Ada yang misterius dalam hidup ketika kita tidak mencapai apa yang kita impikan, lalu kita melakoni hidup dengan banyak keterbatasan dengan segala keluh-kesahnya. Pada saat yang bersamaan ketika kita butuh, tiba-tiba ada orang lain yang membutuhkan, simpangan terjadi. Apakah kita egois dan memilih diri kita sendiri? Atau merelakan dan memberikannya kepada yang lebih membutuhkan?

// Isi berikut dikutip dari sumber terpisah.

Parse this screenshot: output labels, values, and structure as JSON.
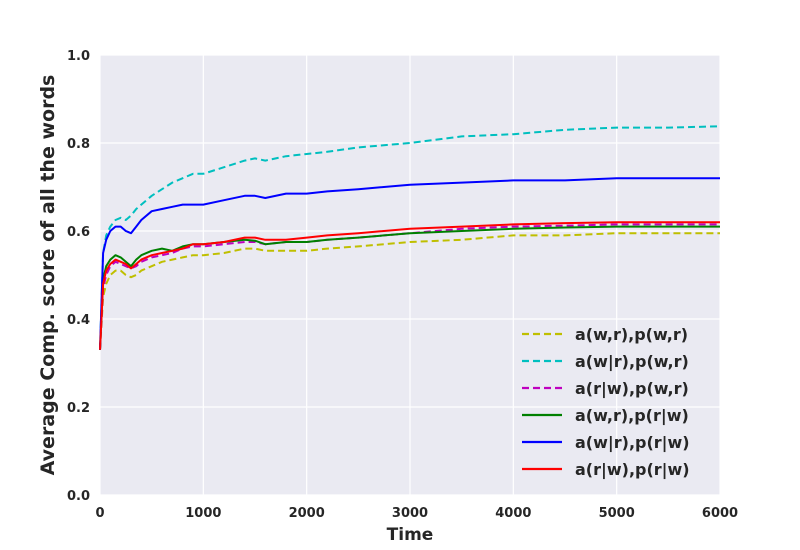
{
  "chart_data": {
    "type": "line",
    "title": "",
    "xlabel": "Time",
    "ylabel": "Average Comp. score of all the words",
    "xlim": [
      0,
      6000
    ],
    "ylim": [
      0.0,
      1.0
    ],
    "xticks": [
      "0",
      "1000",
      "2000",
      "3000",
      "4000",
      "5000",
      "6000"
    ],
    "yticks": [
      "0.0",
      "0.2",
      "0.4",
      "0.6",
      "0.8",
      "1.0"
    ],
    "grid": true,
    "legend_position": "lower-right",
    "series": [
      {
        "name": "a(w,r),p(w,r)",
        "color": "#bfbf00",
        "dash": "dashed",
        "x": [
          0,
          30,
          60,
          100,
          150,
          200,
          250,
          300,
          350,
          400,
          500,
          600,
          700,
          800,
          900,
          1000,
          1200,
          1400,
          1500,
          1600,
          1800,
          2000,
          2200,
          2500,
          3000,
          3500,
          4000,
          4500,
          5000,
          5500,
          6000
        ],
        "y": [
          0.33,
          0.45,
          0.48,
          0.5,
          0.51,
          0.51,
          0.5,
          0.495,
          0.5,
          0.51,
          0.52,
          0.53,
          0.535,
          0.54,
          0.545,
          0.545,
          0.55,
          0.56,
          0.56,
          0.555,
          0.555,
          0.555,
          0.56,
          0.565,
          0.575,
          0.58,
          0.59,
          0.59,
          0.595,
          0.595,
          0.595
        ]
      },
      {
        "name": "a(w|r),p(w,r)",
        "color": "#00bfbf",
        "dash": "dashed",
        "x": [
          0,
          30,
          60,
          100,
          150,
          200,
          250,
          300,
          350,
          400,
          500,
          600,
          700,
          800,
          900,
          1000,
          1200,
          1400,
          1500,
          1600,
          1800,
          2000,
          2200,
          2500,
          3000,
          3500,
          4000,
          4500,
          5000,
          5500,
          6000
        ],
        "y": [
          0.33,
          0.55,
          0.59,
          0.61,
          0.625,
          0.63,
          0.625,
          0.635,
          0.65,
          0.66,
          0.68,
          0.695,
          0.71,
          0.72,
          0.73,
          0.73,
          0.745,
          0.76,
          0.765,
          0.76,
          0.77,
          0.775,
          0.78,
          0.79,
          0.8,
          0.815,
          0.82,
          0.83,
          0.835,
          0.835,
          0.838
        ]
      },
      {
        "name": "a(r|w),p(w,r)",
        "color": "#bf00bf",
        "dash": "dashed",
        "x": [
          0,
          30,
          60,
          100,
          150,
          200,
          250,
          300,
          350,
          400,
          500,
          600,
          700,
          800,
          900,
          1000,
          1200,
          1400,
          1500,
          1600,
          1800,
          2000,
          2200,
          2500,
          3000,
          3500,
          4000,
          4500,
          5000,
          5500,
          6000
        ],
        "y": [
          0.33,
          0.47,
          0.5,
          0.52,
          0.53,
          0.525,
          0.52,
          0.515,
          0.52,
          0.53,
          0.54,
          0.545,
          0.55,
          0.56,
          0.565,
          0.565,
          0.57,
          0.575,
          0.575,
          0.57,
          0.575,
          0.575,
          0.58,
          0.585,
          0.595,
          0.605,
          0.61,
          0.612,
          0.615,
          0.615,
          0.615
        ]
      },
      {
        "name": "a(w,r),p(r|w)",
        "color": "#008000",
        "dash": "solid",
        "x": [
          0,
          30,
          60,
          100,
          150,
          200,
          250,
          300,
          350,
          400,
          500,
          600,
          700,
          800,
          900,
          1000,
          1200,
          1400,
          1500,
          1600,
          1800,
          2000,
          2200,
          2500,
          3000,
          3500,
          4000,
          4500,
          5000,
          5500,
          6000
        ],
        "y": [
          0.33,
          0.49,
          0.52,
          0.535,
          0.545,
          0.54,
          0.53,
          0.52,
          0.535,
          0.545,
          0.555,
          0.56,
          0.555,
          0.565,
          0.57,
          0.57,
          0.575,
          0.58,
          0.578,
          0.57,
          0.575,
          0.575,
          0.58,
          0.585,
          0.595,
          0.6,
          0.605,
          0.608,
          0.61,
          0.61,
          0.61
        ]
      },
      {
        "name": "a(w|r),p(r|w)",
        "color": "#0000ff",
        "dash": "solid",
        "x": [
          0,
          30,
          60,
          100,
          150,
          200,
          250,
          300,
          350,
          400,
          500,
          600,
          700,
          800,
          900,
          1000,
          1200,
          1400,
          1500,
          1600,
          1800,
          2000,
          2200,
          2500,
          3000,
          3500,
          4000,
          4500,
          5000,
          5500,
          6000
        ],
        "y": [
          0.33,
          0.55,
          0.58,
          0.6,
          0.61,
          0.61,
          0.6,
          0.595,
          0.61,
          0.625,
          0.645,
          0.65,
          0.655,
          0.66,
          0.66,
          0.66,
          0.67,
          0.68,
          0.68,
          0.675,
          0.685,
          0.685,
          0.69,
          0.695,
          0.705,
          0.71,
          0.715,
          0.715,
          0.72,
          0.72,
          0.72
        ]
      },
      {
        "name": "a(r|w),p(r|w)",
        "color": "#ff0000",
        "dash": "solid",
        "x": [
          0,
          30,
          60,
          100,
          150,
          200,
          250,
          300,
          350,
          400,
          500,
          600,
          700,
          800,
          900,
          1000,
          1200,
          1400,
          1500,
          1600,
          1800,
          2000,
          2200,
          2500,
          3000,
          3500,
          4000,
          4500,
          5000,
          5500,
          6000
        ],
        "y": [
          0.33,
          0.48,
          0.51,
          0.525,
          0.535,
          0.53,
          0.525,
          0.515,
          0.525,
          0.535,
          0.545,
          0.55,
          0.555,
          0.56,
          0.57,
          0.57,
          0.575,
          0.585,
          0.585,
          0.58,
          0.58,
          0.585,
          0.59,
          0.595,
          0.605,
          0.61,
          0.615,
          0.618,
          0.62,
          0.62,
          0.62
        ]
      }
    ]
  }
}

Ketika sudah begini daya bertahan hidup manusia (survival) akan bilang tidak dan membiarkan orang lain berurusan dengan masalahnya, tetapi batin kita tentu tak berkata demikian.
Bagi mereka yang belum tumpul hatinya, apalagi pernah susah tentu lebih mudah memberi karena kita juga pernah mengalami diberi. Kita menolong karena dalam hidup kita juga pernah ditolong.

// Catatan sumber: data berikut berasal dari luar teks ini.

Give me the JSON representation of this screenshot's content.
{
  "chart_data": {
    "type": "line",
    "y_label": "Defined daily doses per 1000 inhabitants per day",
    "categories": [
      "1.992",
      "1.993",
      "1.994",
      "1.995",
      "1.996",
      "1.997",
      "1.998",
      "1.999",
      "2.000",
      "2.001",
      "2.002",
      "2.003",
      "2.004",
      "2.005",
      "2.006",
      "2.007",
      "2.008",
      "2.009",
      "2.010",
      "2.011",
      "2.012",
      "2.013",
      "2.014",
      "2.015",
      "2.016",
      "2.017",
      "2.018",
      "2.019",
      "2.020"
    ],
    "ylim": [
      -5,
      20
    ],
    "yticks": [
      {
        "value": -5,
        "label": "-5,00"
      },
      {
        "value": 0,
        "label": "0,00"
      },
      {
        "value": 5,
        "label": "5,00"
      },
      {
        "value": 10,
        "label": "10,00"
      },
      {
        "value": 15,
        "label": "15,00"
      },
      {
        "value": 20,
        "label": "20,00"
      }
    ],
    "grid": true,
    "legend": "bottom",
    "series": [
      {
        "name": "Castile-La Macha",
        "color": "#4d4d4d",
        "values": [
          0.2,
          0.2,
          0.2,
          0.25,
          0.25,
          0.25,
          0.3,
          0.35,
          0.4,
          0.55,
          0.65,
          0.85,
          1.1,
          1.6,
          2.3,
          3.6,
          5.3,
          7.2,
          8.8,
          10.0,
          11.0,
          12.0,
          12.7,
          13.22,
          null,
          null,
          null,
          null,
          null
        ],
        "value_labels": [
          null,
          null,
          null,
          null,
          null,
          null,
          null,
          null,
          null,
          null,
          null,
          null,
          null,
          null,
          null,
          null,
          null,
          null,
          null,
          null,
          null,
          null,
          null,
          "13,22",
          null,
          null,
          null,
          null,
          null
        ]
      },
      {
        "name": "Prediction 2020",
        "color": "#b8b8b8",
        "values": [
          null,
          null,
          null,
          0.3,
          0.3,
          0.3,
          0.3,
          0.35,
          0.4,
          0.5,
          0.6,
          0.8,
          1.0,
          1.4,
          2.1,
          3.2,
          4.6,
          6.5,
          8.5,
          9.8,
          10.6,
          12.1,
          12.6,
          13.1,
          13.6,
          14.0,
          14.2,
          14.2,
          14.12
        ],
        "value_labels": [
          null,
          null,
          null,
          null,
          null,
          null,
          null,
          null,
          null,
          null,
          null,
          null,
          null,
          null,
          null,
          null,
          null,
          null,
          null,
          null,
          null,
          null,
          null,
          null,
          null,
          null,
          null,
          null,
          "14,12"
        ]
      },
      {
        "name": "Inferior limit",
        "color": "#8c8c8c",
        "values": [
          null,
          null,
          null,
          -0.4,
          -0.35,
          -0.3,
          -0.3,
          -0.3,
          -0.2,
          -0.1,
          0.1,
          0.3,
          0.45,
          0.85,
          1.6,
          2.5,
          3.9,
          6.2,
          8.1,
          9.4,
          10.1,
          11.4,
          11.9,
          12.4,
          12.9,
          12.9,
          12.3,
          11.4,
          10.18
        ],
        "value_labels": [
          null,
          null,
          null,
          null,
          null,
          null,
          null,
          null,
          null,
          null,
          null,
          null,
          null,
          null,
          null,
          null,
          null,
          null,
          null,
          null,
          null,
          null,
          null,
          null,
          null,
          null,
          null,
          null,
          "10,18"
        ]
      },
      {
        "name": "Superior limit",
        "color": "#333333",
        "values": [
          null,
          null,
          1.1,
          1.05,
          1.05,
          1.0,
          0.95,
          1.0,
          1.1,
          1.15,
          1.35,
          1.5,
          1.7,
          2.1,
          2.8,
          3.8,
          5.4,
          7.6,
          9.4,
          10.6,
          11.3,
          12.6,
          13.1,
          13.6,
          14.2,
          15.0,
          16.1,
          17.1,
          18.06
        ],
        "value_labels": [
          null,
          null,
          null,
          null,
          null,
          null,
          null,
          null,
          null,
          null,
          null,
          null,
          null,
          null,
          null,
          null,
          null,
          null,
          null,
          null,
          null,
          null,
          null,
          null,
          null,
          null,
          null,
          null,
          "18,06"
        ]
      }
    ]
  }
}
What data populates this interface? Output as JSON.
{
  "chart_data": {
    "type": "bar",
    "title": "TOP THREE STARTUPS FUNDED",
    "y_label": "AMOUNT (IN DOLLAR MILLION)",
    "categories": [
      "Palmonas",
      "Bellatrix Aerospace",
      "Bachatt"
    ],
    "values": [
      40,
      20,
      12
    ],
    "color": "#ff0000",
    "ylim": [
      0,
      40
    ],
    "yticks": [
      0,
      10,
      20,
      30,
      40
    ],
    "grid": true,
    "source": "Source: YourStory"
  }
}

Kita akhirnya memberi dari kekurangan kita, bahkan merelakan apa yang kita miliki.
Setiap mengalami persimpangan-persimpangan hidup yang demikian, saya selalu teringat Eyang Putri saya. Ketika suatu Minggu pagi ia pulang dengan mengingat-ingat sebuah cerita perihal persembahan seorang janda miskin. Yesus menganggapnya mulia karena janda ini memberi dari segala kekurangannya.

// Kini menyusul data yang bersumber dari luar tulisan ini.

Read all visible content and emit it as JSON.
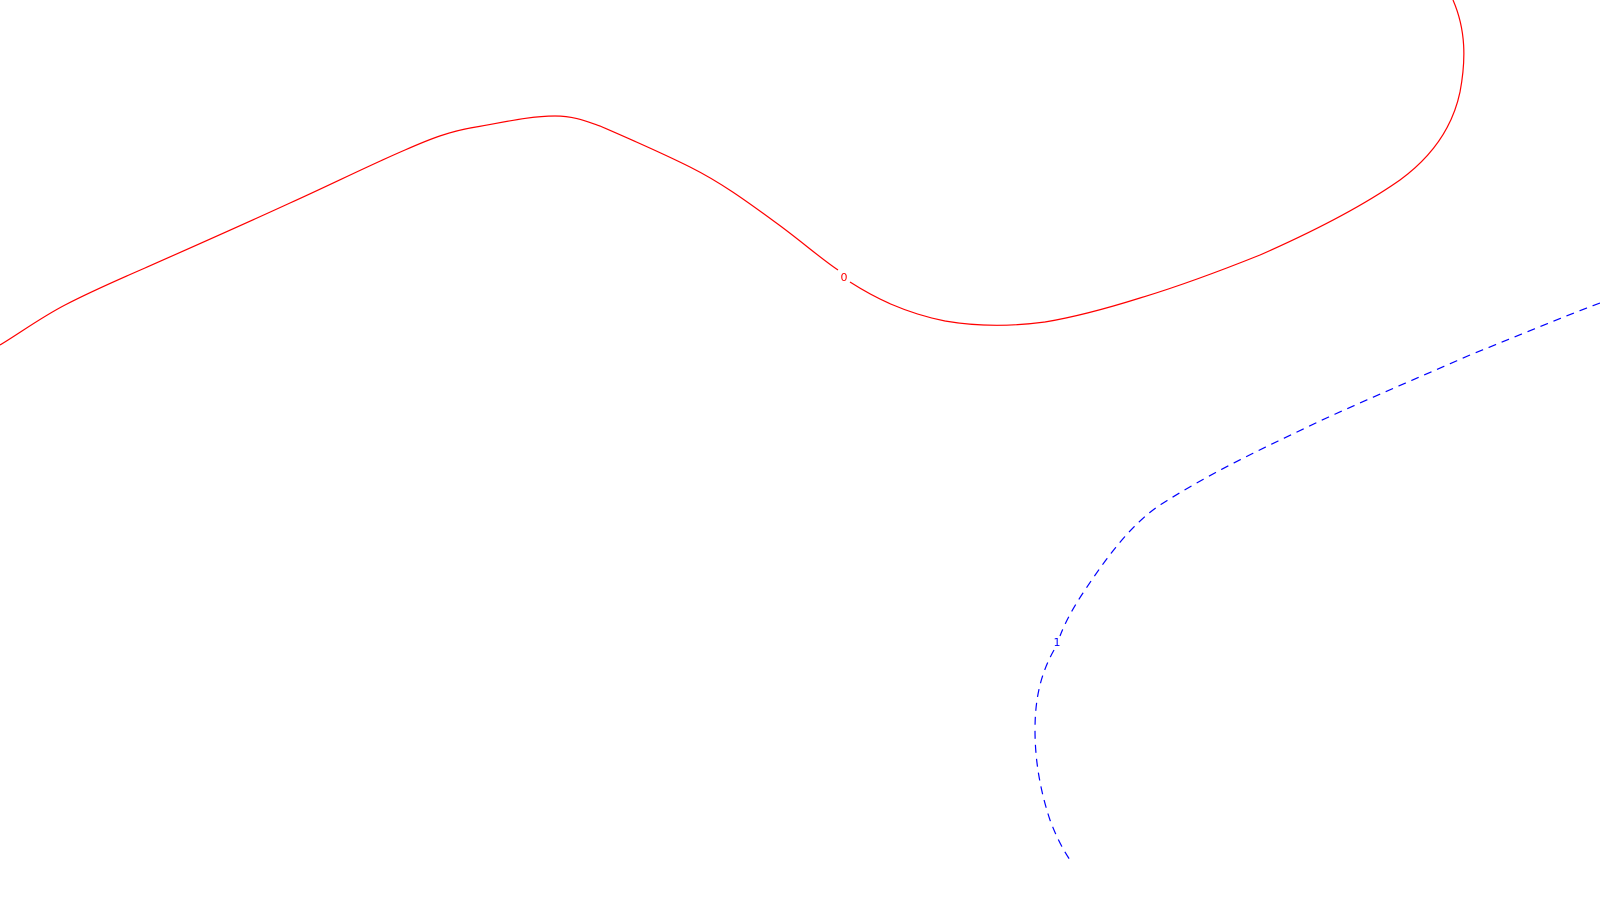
{
  "contours": [
    {
      "label": "0",
      "color": "#ff0000",
      "style": "solid"
    },
    {
      "label": "1",
      "color": "#0000ff",
      "style": "dashed"
    }
  ]
}
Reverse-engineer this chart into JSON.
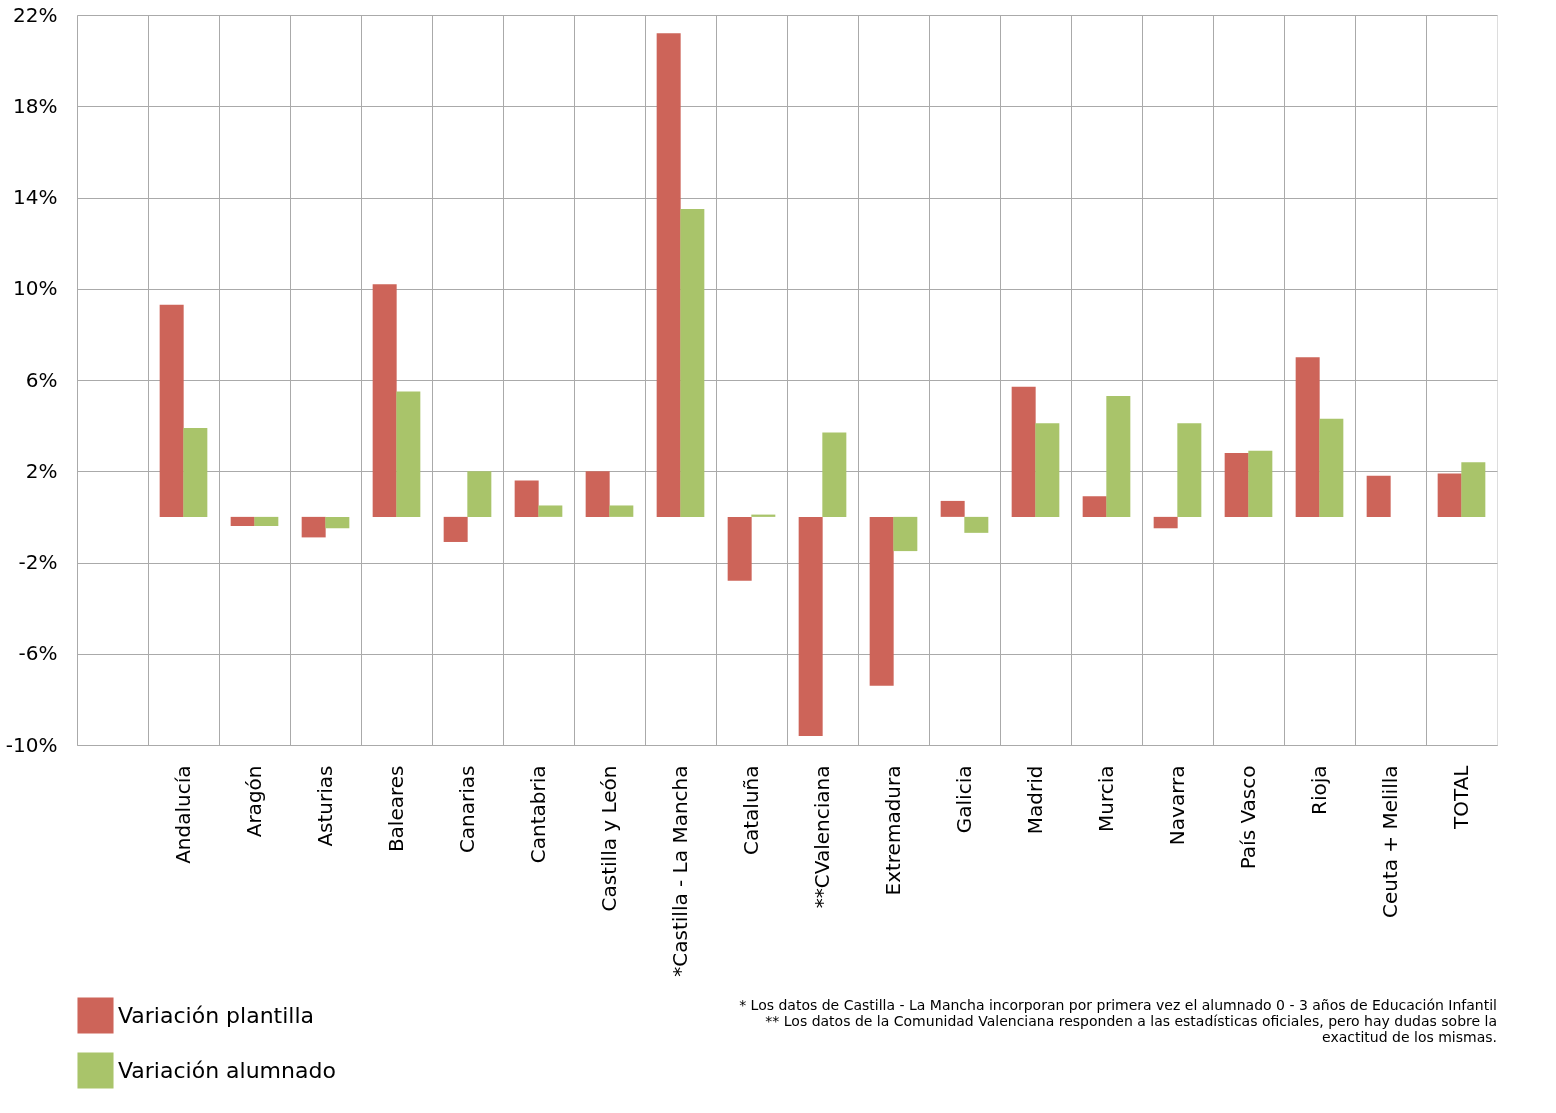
{
  "chart_data": {
    "type": "bar",
    "categories": [
      null,
      "Andalucía",
      "Aragón",
      "Asturias",
      "Baleares",
      "Canarias",
      "Cantabria",
      "Castilla y León",
      "*Castilla - La Mancha",
      "Cataluña",
      "**CValenciana",
      "Extremadura",
      "Galicia",
      "Madrid",
      "Murcia",
      "Navarra",
      "País Vasco",
      "Rioja",
      "Ceuta + Melilla",
      "TOTAL"
    ],
    "series": [
      {
        "name": "Variación plantilla",
        "color": "#cd6459",
        "values": [
          null,
          9.3,
          -0.4,
          -0.9,
          10.2,
          -1.1,
          1.6,
          2.0,
          21.2,
          -2.8,
          -9.6,
          -7.4,
          0.7,
          5.7,
          0.9,
          -0.5,
          2.8,
          7.0,
          1.8,
          1.9
        ]
      },
      {
        "name": "Variación alumnado",
        "color": "#a9c46a",
        "values": [
          null,
          3.9,
          -0.4,
          -0.5,
          5.5,
          2.0,
          0.5,
          0.5,
          13.5,
          0.1,
          3.7,
          -1.5,
          -0.7,
          4.1,
          5.3,
          4.1,
          2.9,
          4.3,
          0.0,
          2.4
        ]
      }
    ],
    "ylim": [
      -10,
      22
    ],
    "yticks": [
      {
        "value": -10,
        "label": "-10%"
      },
      {
        "value": -6,
        "label": "-6%"
      },
      {
        "value": -2,
        "label": "-2%"
      },
      {
        "value": 2,
        "label": "2%"
      },
      {
        "value": 6,
        "label": "6%"
      },
      {
        "value": 10,
        "label": "10%"
      },
      {
        "value": 14,
        "label": "14%"
      },
      {
        "value": 18,
        "label": "18%"
      },
      {
        "value": 22,
        "label": "22%"
      }
    ],
    "grid": true,
    "legend": "bottom left",
    "annotations": [
      "* Los datos de Castilla - La Mancha incorporan por primera vez el alumnado 0 - 3 años de Educación Infantil",
      "** Los datos de la Comunidad Valenciana responden a las estadísticas oficiales, pero hay dudas sobre la exactitud de los mismas."
    ]
  }
}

Tuhan akhirnya tak bicara soal nominal, tetapi proporsi, melihat hati manusia, kesungguhan dan kerelaan kita, dan entah kapan tapi kebaikan kita sebenarnyalah tidak berhenti. Ia akan membalasnya kapan-kapan.
Suatu ketika jaman kerja di warnet rekening saya sudah sangat mepet, hampir nol, tiba-tiba ada anak yang minta ditraktir karena tidak diberi saku oleh orangtua mereka. Saya tahu anak ini memang bukan lahir dari keluarga berpunya, dengan sisa-sisa uang tadi akhirnya uang makan sehari saya bagi dua dengan dia. Sing penting madhang.
Waktu berlalu dan warnet telah tiada. Tiba-tiba anak ini datang kembali kepada saya. Ia ingij mentraktir saya, ia ingat masa-masa sekolah yang sulit itu. Meski saya tahu hidupnya kini juga tak berubah betul, tapi ia sudah mandiri minimal untuk dirinya sendiri. Lalu kami makan jamuan berdua di warung makan cukup mahal di kota ini. Saya melihat matanya berbinar karena bisa membalas kebaikan saya di masa lalu. Bukan soal nominalnya, tapi soal ketulusannya.
Kebaikan itu laten, dan Tuhan sendiri tahu kapan membalaskannya, menggerakkan anak ini untuk menemui saya dan berbagi kisah hidupnya. Pahit getirnya nasib yang sama-sama kami alami.
Dengan menerima dan memberi meski sama-sama kesusahan ini ternyata membuat hidup ini terus berlanjut, dan memunculkan banyak lagi pengharapan.
Kalau kamu miskin, dan dimintai tolong, maka tolonglah, kalau perlu jangan sampai dimintai tolong, gerakkan intuisimu, tajamkan perasaan batinmu. Apalagi jika kamu kini cukup berpunya, saya yakin ada banyak orang di sekitarmu yang kelihatannya baik-baik saja sebenarnyalah ia dalam mode bertahan, atau malah sudah habis-habisan.
Cahaya lilin makin terang justru akan berpendar besar sebentar sebelum ia mati. Maka, mari saling menjaga api.